If you look in the Dutch dictionary (which I did, the first time my language buddy corrected me), the definitions are exactly the same: they mean ""link" or "connection."

But there's something about "verbinding" (at least according to Paul) that connotes a more supernatural connection.

I don't actually understand this, but I think I get the basic idea: when I say "In verbinding met the broken photocopier", it suggests that a higher being has decimated the toner cartridge.

Monday, August 2, 2010

Time to Make the Donuts!


In keeping with our whirlwind summer of world cities, we're on the verge of traveling to the U.S. for my sister's wedding.

Technically speaking, I think it's fair to say that Fulton, New York is not a world city.

It does have two Dunkin' Donuts franchises, however, which might give it the highest donut shop density east of Cleveland.

If you could see me sitting on my couch right now, you would be able to see the extremely inventive faux-gang "East Side" / "West Side" hand signals I'm making to indicate that the two Dunkin' Donutses are judiciously located on either side of the Oswego River.

Leaving the donuts momentarily and returning to the wedding: my sister and her guy are having a small but fairly traditional ceremony.

I'm looking forward to celebrating the happy event with family and friends, but I'm sort of dreading the pageantry of it all.

Though in fairness to my sister, I consider pageantry to be any event in which I have to show up on time and wear an architecturally ambitious bra.

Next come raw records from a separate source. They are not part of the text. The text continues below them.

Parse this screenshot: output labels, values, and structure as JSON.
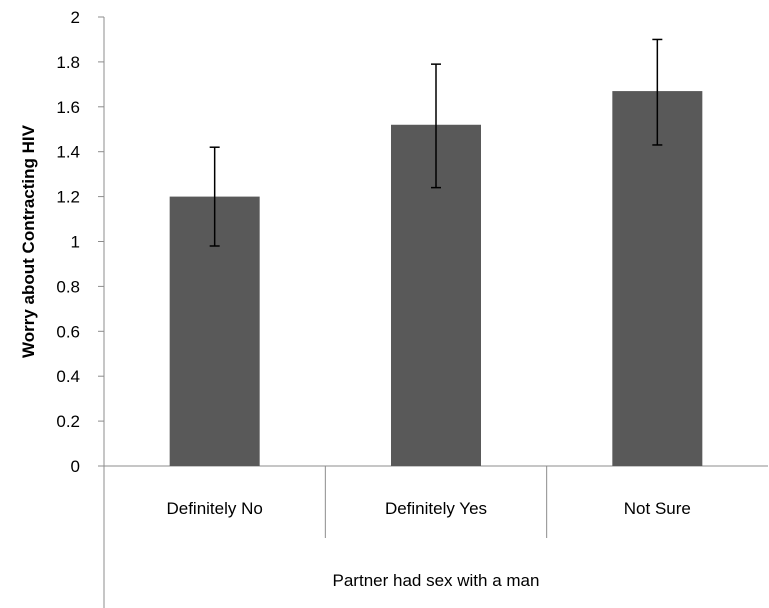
{
  "chart_data": {
    "type": "bar",
    "categories": [
      "Definitely No",
      "Definitely Yes",
      "Not Sure"
    ],
    "values": [
      1.2,
      1.52,
      1.67
    ],
    "error_upper": [
      1.42,
      1.79,
      1.9
    ],
    "error_lower": [
      0.98,
      1.24,
      1.43
    ],
    "title": "",
    "xlabel": "Partner had sex with a man",
    "ylabel": "Worry about Contracting HIV",
    "ylim": [
      0,
      2
    ],
    "yticks": [
      "0",
      "0.2",
      "0.4",
      "0.6",
      "0.8",
      "1",
      "1.2",
      "1.4",
      "1.6",
      "1.8",
      "2"
    ],
    "grid": false,
    "legend": "none",
    "bar_color": "#595959"
  }
}
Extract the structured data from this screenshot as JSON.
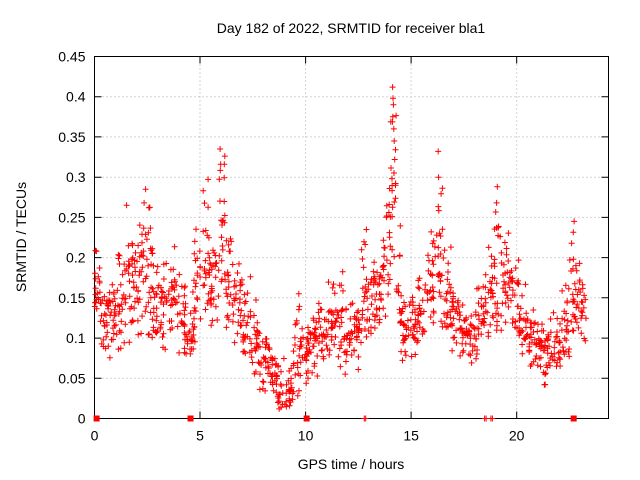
{
  "chart_data": {
    "type": "scatter",
    "title": "Day 182 of 2022, SRMTID for receiver bla1",
    "xlabel": "GPS time / hours",
    "ylabel": "SRMTID / TECUs",
    "xlim": [
      0,
      24.35
    ],
    "ylim": [
      0,
      0.45
    ],
    "xtick_values": [
      0,
      5,
      10,
      15,
      20
    ],
    "xtick_labels": [
      "0",
      "5",
      "10",
      "15",
      "20"
    ],
    "ytick_values": [
      0,
      0.05,
      0.1,
      0.15,
      0.2,
      0.25,
      0.3,
      0.35,
      0.4,
      0.45
    ],
    "ytick_labels": [
      "0",
      "0.05",
      "0.1",
      "0.15",
      "0.2",
      "0.25",
      "0.3",
      "0.35",
      "0.4",
      "0.45"
    ],
    "grid": true,
    "legend_position": "none",
    "marker": {
      "shape": "plus",
      "size": 7,
      "color": "#ff0000"
    },
    "grid_color": "#a8a8a8",
    "border_color": "#000000",
    "background_color": "#ffffff",
    "series_envelope": {
      "comment": "dense 30s SRMTID samples summarized as bins [t_start,t_end,value_min,value_max,n_points]; points regenerated deterministically",
      "seed": 182,
      "bins": [
        [
          0.0,
          0.3,
          0.1,
          0.215,
          20
        ],
        [
          0.3,
          0.7,
          0.08,
          0.19,
          24
        ],
        [
          0.7,
          1.1,
          0.07,
          0.18,
          24
        ],
        [
          1.1,
          1.5,
          0.08,
          0.23,
          26
        ],
        [
          1.5,
          1.9,
          0.09,
          0.265,
          26
        ],
        [
          1.9,
          2.3,
          0.1,
          0.26,
          26
        ],
        [
          2.3,
          2.7,
          0.1,
          0.285,
          26
        ],
        [
          2.7,
          3.1,
          0.09,
          0.24,
          26
        ],
        [
          3.1,
          3.5,
          0.08,
          0.21,
          24
        ],
        [
          3.5,
          3.9,
          0.09,
          0.215,
          24
        ],
        [
          3.9,
          4.3,
          0.08,
          0.185,
          24
        ],
        [
          4.3,
          4.7,
          0.07,
          0.16,
          24
        ],
        [
          4.7,
          5.1,
          0.09,
          0.25,
          24
        ],
        [
          5.1,
          5.5,
          0.12,
          0.31,
          26
        ],
        [
          5.5,
          5.9,
          0.1,
          0.27,
          24
        ],
        [
          5.9,
          6.2,
          0.13,
          0.335,
          22
        ],
        [
          6.2,
          6.6,
          0.1,
          0.25,
          24
        ],
        [
          6.6,
          7.0,
          0.08,
          0.22,
          24
        ],
        [
          7.0,
          7.4,
          0.06,
          0.2,
          24
        ],
        [
          7.4,
          7.8,
          0.05,
          0.15,
          24
        ],
        [
          7.8,
          8.2,
          0.03,
          0.12,
          24
        ],
        [
          8.2,
          8.6,
          0.02,
          0.1,
          24
        ],
        [
          8.6,
          9.0,
          0.01,
          0.085,
          24
        ],
        [
          9.0,
          9.4,
          0.005,
          0.07,
          24
        ],
        [
          9.4,
          9.8,
          0.02,
          0.155,
          24
        ],
        [
          9.8,
          10.2,
          0.04,
          0.12,
          24
        ],
        [
          10.2,
          10.6,
          0.04,
          0.15,
          24
        ],
        [
          10.6,
          11.0,
          0.05,
          0.17,
          24
        ],
        [
          11.0,
          11.4,
          0.06,
          0.19,
          24
        ],
        [
          11.4,
          11.8,
          0.06,
          0.21,
          24
        ],
        [
          11.8,
          12.2,
          0.05,
          0.16,
          24
        ],
        [
          12.2,
          12.6,
          0.06,
          0.17,
          24
        ],
        [
          12.6,
          13.0,
          0.08,
          0.235,
          26
        ],
        [
          13.0,
          13.4,
          0.09,
          0.21,
          24
        ],
        [
          13.4,
          13.8,
          0.1,
          0.255,
          24
        ],
        [
          13.8,
          14.0,
          0.13,
          0.3,
          13
        ],
        [
          14.0,
          14.3,
          0.15,
          0.4,
          20
        ],
        [
          14.3,
          14.5,
          0.1,
          0.25,
          11
        ],
        [
          14.5,
          14.9,
          0.07,
          0.17,
          24
        ],
        [
          14.9,
          15.3,
          0.07,
          0.16,
          24
        ],
        [
          15.3,
          15.7,
          0.08,
          0.19,
          24
        ],
        [
          15.7,
          16.1,
          0.1,
          0.23,
          24
        ],
        [
          16.1,
          16.5,
          0.11,
          0.33,
          24
        ],
        [
          16.5,
          16.9,
          0.1,
          0.22,
          24
        ],
        [
          16.9,
          17.3,
          0.08,
          0.18,
          24
        ],
        [
          17.3,
          17.7,
          0.07,
          0.16,
          24
        ],
        [
          17.7,
          18.1,
          0.06,
          0.15,
          24
        ],
        [
          18.1,
          18.5,
          0.08,
          0.19,
          24
        ],
        [
          18.5,
          18.9,
          0.1,
          0.22,
          24
        ],
        [
          18.9,
          19.3,
          0.1,
          0.285,
          24
        ],
        [
          19.3,
          19.7,
          0.11,
          0.25,
          24
        ],
        [
          19.7,
          20.1,
          0.1,
          0.22,
          24
        ],
        [
          20.1,
          20.5,
          0.08,
          0.17,
          24
        ],
        [
          20.5,
          20.9,
          0.06,
          0.15,
          24
        ],
        [
          20.9,
          21.3,
          0.05,
          0.14,
          24
        ],
        [
          21.3,
          21.7,
          0.04,
          0.13,
          24
        ],
        [
          21.7,
          22.1,
          0.05,
          0.14,
          24
        ],
        [
          22.1,
          22.5,
          0.07,
          0.18,
          24
        ],
        [
          22.5,
          22.9,
          0.1,
          0.245,
          26
        ],
        [
          22.9,
          23.15,
          0.09,
          0.22,
          16
        ],
        [
          23.15,
          23.3,
          0.08,
          0.18,
          7
        ]
      ],
      "peak_points": [
        [
          14.12,
          0.412
        ],
        [
          14.14,
          0.398
        ],
        [
          14.16,
          0.39
        ],
        [
          14.13,
          0.375
        ],
        [
          14.18,
          0.36
        ],
        [
          14.2,
          0.345
        ],
        [
          14.22,
          0.322
        ],
        [
          5.95,
          0.335
        ],
        [
          5.98,
          0.316
        ],
        [
          16.28,
          0.332
        ],
        [
          16.3,
          0.3
        ],
        [
          2.42,
          0.285
        ],
        [
          2.35,
          0.268
        ],
        [
          19.08,
          0.288
        ],
        [
          19.05,
          0.268
        ],
        [
          1.52,
          0.265
        ],
        [
          9.68,
          0.155
        ],
        [
          12.88,
          0.235
        ],
        [
          22.72,
          0.245
        ],
        [
          15.95,
          0.232
        ]
      ],
      "axis_plus_points": [
        [
          12.78,
          0
        ],
        [
          12.85,
          0
        ],
        [
          18.48,
          0
        ],
        [
          18.55,
          0
        ],
        [
          18.78,
          0
        ],
        [
          18.85,
          0
        ]
      ],
      "axis_square_points": [
        [
          0.1,
          0
        ],
        [
          4.55,
          0
        ],
        [
          10.05,
          0
        ],
        [
          22.7,
          0
        ]
      ]
    }
  }
}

My lack of enthusiasm about rococo wedding outfits and my love/hate relationship with my Dunkin' Donuts-rich hometown aside, I'm really happy about having a chance to go home.

For one very shallow and materialistic thing, we're looking forward to trading in much of our net worth for two suitcases full of precious treasure.

In this case, precious treasure is Saran Wrap and Dramamine and brand-name panty hose.

(I wish I could say that we're planning to use those items all at the same time, but sadly, we are not Those Kind of People. )

I'm also just looking forward to being somewhere for a couple of weeks where things don't take nearly as much effort.

It's a nice luxury — and one I am just now beginning to appreciate fully — to be able to half-read or half-listen to something and still pretty much understand both the literal meaning and the nuance behind it.

It's also going to be a huge relief to open my mouth without being in grave danger of saying something stupid.

Note that I'm not claiming that the danger will be gone. It's just not quite as imminent.